In her speech, Chimamanda Ngozi Adichie also talked about how girls are raised to feel a lot of guilt–a point that I think most Chinoy women would resonate with regardless of their age. In my case, I was fortunate to not have parents that care too much about gender norms, and yet I was always subjected to the scrutiny of my aunts while growing up. They would always make me feel guilty for “not acting like a girl” whenever I laughed too loud or climbed up high places or sat down without crossing my legs. They would even criticize me for something as simple as wearing the color blue because “it was not a girl’s color.” This is why I rarely felt empowered despite being surrounded by women, and yet I don’t really fault my aunts for that because I know they had simply inherited traditionally sexist teachings without even realizing it.
For other women, guilt might look different. They might not have aunts who criticize their every move while growing up, but they might have parents or grandparents or other relatives who make them feel guilty for prioritizing their career over marriage. This is something I haven’t experienced yet myself since I’m still a student, but I know some women in my life who are only in their late twenties and yet are constantly being asked why they aren’t married yet. This gives me the impression that women can study whatever they want and pursue whatever career they want, but it comes with a time limit because they are expected to give it all up to start a family once they’ve reached a certain age. If they don’t, then people will start to pull the “we already got married when we were your age” card or the “don’t you want your parents to have grandchildren while they’re still alive?” card. This constant guilt-tripping not only invalidates the achievements of women, but it also makes it seem as if marriage is the highest thing women can aspire for, which is no better than in ancient times.

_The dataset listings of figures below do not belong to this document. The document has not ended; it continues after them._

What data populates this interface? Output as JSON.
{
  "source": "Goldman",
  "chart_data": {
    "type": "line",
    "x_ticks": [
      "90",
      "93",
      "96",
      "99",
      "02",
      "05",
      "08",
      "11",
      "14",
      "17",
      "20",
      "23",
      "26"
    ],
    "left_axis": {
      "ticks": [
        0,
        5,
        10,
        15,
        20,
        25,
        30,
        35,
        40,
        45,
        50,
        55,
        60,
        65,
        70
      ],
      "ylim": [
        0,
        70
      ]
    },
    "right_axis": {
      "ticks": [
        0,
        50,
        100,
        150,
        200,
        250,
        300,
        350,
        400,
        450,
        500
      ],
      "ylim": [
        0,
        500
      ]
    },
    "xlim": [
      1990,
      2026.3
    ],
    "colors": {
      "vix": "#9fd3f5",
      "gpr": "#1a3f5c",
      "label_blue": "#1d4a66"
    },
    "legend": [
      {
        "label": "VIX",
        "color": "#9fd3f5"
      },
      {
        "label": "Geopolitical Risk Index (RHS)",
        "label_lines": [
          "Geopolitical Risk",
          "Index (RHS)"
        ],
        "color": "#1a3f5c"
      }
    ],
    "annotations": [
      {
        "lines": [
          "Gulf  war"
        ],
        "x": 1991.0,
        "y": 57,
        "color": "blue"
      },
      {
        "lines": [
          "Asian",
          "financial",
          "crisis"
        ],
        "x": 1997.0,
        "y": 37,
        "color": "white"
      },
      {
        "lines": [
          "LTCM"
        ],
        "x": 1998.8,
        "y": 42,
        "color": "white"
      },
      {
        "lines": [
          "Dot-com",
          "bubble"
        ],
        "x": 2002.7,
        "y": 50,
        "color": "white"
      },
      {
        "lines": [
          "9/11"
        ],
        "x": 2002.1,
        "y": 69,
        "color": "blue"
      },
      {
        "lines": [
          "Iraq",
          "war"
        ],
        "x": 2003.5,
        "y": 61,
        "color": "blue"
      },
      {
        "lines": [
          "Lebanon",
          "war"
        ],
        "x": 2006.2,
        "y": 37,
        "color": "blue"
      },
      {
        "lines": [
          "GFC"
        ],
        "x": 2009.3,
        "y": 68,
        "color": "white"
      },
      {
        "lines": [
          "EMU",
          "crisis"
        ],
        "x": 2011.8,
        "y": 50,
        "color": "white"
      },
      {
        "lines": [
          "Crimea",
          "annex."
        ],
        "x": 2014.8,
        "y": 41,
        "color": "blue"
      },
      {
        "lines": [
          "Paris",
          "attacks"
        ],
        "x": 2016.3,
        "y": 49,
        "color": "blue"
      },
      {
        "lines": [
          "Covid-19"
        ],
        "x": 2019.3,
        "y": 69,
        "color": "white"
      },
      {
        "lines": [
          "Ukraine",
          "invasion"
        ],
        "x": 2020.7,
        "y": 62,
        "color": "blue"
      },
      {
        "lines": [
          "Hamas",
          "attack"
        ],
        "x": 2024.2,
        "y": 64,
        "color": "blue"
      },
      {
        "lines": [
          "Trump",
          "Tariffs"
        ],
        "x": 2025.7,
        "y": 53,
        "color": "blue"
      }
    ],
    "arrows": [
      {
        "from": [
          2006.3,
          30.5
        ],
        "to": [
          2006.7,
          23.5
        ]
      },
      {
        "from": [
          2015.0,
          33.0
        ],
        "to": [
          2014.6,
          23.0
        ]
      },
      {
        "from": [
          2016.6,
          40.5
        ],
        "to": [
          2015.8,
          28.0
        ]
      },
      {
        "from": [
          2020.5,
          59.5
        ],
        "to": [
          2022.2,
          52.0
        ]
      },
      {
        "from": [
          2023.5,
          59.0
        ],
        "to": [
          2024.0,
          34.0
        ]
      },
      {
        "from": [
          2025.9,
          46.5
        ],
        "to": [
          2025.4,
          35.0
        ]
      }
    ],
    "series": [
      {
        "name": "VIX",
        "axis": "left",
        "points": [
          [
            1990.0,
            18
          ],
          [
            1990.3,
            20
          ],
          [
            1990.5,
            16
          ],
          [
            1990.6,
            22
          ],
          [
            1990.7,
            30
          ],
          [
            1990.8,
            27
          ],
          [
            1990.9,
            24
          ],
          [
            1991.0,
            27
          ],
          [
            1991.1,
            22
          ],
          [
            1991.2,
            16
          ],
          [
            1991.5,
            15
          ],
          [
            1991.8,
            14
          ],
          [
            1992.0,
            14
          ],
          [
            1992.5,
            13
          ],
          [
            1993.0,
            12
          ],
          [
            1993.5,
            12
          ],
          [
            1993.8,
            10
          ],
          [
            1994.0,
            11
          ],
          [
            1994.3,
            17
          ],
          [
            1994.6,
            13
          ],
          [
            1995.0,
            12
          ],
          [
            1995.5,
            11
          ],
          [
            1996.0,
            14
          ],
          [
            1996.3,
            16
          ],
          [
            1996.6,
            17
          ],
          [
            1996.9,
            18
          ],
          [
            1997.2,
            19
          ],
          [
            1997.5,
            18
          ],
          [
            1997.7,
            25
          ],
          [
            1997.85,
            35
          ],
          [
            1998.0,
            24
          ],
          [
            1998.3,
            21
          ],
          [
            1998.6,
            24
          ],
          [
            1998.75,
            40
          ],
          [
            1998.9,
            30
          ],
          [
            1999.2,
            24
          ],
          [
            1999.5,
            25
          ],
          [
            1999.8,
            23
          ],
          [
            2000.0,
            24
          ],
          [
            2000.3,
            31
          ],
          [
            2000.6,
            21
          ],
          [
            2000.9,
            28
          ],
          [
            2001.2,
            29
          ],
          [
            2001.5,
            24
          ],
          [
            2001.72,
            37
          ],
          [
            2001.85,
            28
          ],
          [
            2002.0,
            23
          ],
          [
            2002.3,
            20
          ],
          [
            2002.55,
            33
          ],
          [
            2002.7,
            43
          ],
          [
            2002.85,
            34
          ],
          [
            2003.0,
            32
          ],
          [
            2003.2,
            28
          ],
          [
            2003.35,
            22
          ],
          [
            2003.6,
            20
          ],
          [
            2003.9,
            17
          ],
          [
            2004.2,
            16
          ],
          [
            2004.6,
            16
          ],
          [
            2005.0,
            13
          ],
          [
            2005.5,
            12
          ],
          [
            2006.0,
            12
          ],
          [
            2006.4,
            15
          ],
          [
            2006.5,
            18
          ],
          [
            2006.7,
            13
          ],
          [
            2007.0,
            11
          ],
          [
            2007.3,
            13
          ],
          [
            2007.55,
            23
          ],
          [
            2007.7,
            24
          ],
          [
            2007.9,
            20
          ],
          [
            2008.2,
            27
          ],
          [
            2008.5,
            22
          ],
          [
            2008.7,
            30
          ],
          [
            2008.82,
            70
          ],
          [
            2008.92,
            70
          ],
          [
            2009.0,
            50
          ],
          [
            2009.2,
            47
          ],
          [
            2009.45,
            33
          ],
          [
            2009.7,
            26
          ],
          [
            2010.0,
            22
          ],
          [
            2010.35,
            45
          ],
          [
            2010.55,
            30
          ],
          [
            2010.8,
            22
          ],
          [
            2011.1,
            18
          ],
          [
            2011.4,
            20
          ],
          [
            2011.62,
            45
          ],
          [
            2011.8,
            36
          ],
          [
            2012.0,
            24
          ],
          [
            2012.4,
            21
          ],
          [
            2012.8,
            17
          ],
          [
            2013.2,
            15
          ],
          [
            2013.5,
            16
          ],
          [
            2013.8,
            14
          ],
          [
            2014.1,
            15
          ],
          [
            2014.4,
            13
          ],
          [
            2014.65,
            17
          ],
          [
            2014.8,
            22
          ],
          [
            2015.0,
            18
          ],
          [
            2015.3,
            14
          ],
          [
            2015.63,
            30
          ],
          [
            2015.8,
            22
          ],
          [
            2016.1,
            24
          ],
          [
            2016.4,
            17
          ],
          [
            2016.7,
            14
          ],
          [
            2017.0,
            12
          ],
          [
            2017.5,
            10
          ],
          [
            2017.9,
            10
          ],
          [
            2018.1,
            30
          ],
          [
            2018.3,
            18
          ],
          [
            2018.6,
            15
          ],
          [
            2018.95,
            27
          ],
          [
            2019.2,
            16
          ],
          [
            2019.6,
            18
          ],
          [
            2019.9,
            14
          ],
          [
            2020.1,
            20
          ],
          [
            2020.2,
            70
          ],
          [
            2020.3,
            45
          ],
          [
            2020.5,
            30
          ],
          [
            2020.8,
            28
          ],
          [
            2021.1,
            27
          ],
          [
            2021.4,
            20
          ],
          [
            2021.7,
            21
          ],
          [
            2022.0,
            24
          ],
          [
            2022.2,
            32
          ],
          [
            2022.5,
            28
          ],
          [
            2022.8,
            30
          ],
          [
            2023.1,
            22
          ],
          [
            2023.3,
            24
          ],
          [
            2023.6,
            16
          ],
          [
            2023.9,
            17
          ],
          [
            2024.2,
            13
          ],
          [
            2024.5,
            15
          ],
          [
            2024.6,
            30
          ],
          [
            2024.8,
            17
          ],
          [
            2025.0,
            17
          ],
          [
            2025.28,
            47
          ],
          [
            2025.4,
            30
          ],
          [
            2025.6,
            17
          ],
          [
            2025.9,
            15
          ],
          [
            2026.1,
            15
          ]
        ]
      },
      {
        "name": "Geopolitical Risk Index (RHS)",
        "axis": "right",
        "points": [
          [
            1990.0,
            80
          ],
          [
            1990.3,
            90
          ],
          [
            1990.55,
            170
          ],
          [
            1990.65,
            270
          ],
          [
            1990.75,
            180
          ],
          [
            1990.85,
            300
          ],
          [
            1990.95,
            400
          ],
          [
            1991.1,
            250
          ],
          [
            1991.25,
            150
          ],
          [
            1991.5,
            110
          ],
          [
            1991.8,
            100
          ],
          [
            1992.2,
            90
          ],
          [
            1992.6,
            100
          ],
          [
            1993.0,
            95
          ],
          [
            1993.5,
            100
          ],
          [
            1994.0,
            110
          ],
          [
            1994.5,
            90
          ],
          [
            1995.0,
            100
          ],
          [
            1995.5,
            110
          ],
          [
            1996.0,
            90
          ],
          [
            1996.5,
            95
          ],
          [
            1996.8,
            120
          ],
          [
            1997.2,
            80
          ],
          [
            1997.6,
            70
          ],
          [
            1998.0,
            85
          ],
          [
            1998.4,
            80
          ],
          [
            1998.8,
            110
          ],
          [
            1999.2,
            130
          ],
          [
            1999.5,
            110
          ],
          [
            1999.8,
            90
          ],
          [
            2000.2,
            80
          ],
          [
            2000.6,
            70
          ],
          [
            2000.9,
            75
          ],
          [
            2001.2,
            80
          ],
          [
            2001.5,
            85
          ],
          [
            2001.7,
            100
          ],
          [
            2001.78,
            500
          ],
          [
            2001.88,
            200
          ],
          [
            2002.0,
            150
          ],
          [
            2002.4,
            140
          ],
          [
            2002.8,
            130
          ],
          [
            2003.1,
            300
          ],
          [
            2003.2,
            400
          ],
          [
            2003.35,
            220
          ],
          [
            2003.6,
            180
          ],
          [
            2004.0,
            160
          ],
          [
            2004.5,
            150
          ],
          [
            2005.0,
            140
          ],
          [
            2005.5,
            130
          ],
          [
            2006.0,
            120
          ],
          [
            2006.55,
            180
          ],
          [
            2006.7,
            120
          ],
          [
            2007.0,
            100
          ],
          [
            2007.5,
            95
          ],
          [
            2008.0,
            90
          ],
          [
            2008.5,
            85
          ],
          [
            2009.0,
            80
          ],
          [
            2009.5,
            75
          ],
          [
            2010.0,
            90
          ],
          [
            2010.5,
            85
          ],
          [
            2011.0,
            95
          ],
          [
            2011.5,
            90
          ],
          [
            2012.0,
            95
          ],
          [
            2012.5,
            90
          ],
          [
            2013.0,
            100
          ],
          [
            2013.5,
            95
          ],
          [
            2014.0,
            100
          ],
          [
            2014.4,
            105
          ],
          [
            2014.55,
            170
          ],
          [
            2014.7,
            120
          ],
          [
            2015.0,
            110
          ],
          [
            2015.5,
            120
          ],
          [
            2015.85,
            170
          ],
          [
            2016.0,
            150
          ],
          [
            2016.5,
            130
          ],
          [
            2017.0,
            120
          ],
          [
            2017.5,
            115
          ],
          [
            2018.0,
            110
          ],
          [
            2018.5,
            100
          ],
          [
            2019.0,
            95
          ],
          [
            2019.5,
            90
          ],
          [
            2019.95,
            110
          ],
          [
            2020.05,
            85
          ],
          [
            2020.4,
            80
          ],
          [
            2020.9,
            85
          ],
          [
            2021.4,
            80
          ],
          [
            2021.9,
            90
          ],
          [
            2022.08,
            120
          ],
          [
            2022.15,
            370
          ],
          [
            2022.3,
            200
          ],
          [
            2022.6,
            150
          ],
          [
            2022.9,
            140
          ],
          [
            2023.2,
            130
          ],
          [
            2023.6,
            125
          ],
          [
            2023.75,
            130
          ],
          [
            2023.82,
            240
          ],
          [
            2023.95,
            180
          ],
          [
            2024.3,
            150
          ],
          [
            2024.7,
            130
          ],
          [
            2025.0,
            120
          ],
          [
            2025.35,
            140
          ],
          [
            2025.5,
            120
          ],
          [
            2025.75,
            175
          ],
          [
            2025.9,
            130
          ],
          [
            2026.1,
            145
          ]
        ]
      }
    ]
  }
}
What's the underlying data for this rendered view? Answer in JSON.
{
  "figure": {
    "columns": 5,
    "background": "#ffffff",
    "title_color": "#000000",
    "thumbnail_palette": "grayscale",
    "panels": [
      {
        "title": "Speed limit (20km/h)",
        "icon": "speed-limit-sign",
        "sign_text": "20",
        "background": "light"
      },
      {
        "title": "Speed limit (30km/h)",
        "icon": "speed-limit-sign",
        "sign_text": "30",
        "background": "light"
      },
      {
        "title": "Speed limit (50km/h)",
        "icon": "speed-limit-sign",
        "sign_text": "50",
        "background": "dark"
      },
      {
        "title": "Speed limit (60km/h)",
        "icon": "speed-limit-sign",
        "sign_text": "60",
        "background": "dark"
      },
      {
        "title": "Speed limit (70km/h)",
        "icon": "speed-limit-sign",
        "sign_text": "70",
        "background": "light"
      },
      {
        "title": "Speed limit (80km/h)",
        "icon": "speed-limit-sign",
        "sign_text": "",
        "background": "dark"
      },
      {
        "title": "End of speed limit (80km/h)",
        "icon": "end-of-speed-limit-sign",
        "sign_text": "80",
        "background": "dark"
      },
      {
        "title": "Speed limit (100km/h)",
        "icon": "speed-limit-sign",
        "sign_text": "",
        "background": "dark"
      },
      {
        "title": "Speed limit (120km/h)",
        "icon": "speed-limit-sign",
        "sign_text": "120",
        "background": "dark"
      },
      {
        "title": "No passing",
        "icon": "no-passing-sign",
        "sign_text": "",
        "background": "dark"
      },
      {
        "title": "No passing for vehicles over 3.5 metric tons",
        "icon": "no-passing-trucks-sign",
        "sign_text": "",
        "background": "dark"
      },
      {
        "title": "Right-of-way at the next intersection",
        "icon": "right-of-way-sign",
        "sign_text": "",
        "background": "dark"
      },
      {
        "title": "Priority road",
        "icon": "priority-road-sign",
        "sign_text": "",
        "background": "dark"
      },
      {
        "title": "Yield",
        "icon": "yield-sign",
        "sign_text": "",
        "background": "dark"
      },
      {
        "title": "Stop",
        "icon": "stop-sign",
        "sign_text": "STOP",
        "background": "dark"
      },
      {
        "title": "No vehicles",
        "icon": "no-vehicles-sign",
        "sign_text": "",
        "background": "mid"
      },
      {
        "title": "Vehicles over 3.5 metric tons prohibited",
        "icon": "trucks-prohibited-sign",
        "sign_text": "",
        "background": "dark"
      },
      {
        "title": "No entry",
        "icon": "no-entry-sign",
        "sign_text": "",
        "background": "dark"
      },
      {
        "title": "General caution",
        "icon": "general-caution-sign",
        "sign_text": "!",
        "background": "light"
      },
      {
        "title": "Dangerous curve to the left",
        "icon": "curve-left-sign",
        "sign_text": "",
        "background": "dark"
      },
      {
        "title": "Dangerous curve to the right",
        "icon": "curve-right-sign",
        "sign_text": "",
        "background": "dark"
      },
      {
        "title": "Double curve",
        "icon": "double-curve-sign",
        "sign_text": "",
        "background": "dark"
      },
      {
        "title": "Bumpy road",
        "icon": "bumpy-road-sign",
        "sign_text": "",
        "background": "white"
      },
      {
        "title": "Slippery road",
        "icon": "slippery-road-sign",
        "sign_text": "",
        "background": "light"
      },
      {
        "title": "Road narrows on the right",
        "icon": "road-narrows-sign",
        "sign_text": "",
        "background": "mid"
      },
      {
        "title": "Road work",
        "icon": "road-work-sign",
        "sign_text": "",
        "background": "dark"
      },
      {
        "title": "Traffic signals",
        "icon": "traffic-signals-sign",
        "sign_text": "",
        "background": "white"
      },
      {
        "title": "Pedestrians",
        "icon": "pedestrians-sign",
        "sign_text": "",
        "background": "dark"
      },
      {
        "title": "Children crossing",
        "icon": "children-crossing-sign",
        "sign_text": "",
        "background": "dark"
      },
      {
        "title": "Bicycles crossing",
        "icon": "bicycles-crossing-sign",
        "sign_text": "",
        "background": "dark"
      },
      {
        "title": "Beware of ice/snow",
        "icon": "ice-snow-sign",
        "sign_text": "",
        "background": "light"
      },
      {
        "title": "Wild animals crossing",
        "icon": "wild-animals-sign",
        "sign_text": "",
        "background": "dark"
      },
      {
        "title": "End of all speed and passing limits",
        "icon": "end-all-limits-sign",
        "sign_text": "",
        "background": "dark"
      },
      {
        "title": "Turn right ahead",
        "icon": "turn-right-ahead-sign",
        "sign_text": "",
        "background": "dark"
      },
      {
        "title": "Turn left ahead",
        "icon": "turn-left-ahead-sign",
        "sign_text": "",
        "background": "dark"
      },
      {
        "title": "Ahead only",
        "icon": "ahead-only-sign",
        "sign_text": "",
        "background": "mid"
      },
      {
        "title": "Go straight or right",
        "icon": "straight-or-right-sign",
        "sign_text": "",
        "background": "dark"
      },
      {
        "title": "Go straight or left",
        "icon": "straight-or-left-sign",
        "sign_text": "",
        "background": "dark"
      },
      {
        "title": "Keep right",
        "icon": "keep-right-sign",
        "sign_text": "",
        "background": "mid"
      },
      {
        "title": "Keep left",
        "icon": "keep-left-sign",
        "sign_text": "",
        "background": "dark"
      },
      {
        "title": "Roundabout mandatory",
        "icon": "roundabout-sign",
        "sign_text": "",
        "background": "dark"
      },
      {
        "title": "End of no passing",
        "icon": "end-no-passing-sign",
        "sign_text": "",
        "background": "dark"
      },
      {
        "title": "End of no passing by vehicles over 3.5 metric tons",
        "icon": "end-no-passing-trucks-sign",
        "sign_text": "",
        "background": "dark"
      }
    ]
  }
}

Some might argue that women are still free to do whatever they want after they get married, but based on my experience, the women in my family are always the ones who give up their careers to care for their children. That’s sadly the norm of our society, so maybe not all women are willing to make that sacrifice. But even if they wanted to, only they have the right to decide when they want to move on to the next step. The fact that women are still being shamed for putting their career first is evidence of the inherent sexism still present in our culture.
I’m not saying that everything I stated above is true for everyone. These are just some of the reasons to why I became a feminist, and I’m sure other people have their own reasons as well. I’m just sharing my own experiences because I feel like we as Chinoys don’t talk about sexism enough. Granted, sexism happens regardless of culture, but staying silent only gives the impression that there’s nothing wrong. This could allow traditionally sexist attitudes to be passed down from generation to generation, and the only way to break this cycle is to talk openly about our experiences. It might feel too much like whining at first, but it would allow more people to see that there’s still something wrong with the way our culture perceives women, which could in turn help set a course for change. This is why we should talk about sexism, and this is why we should all be feminists.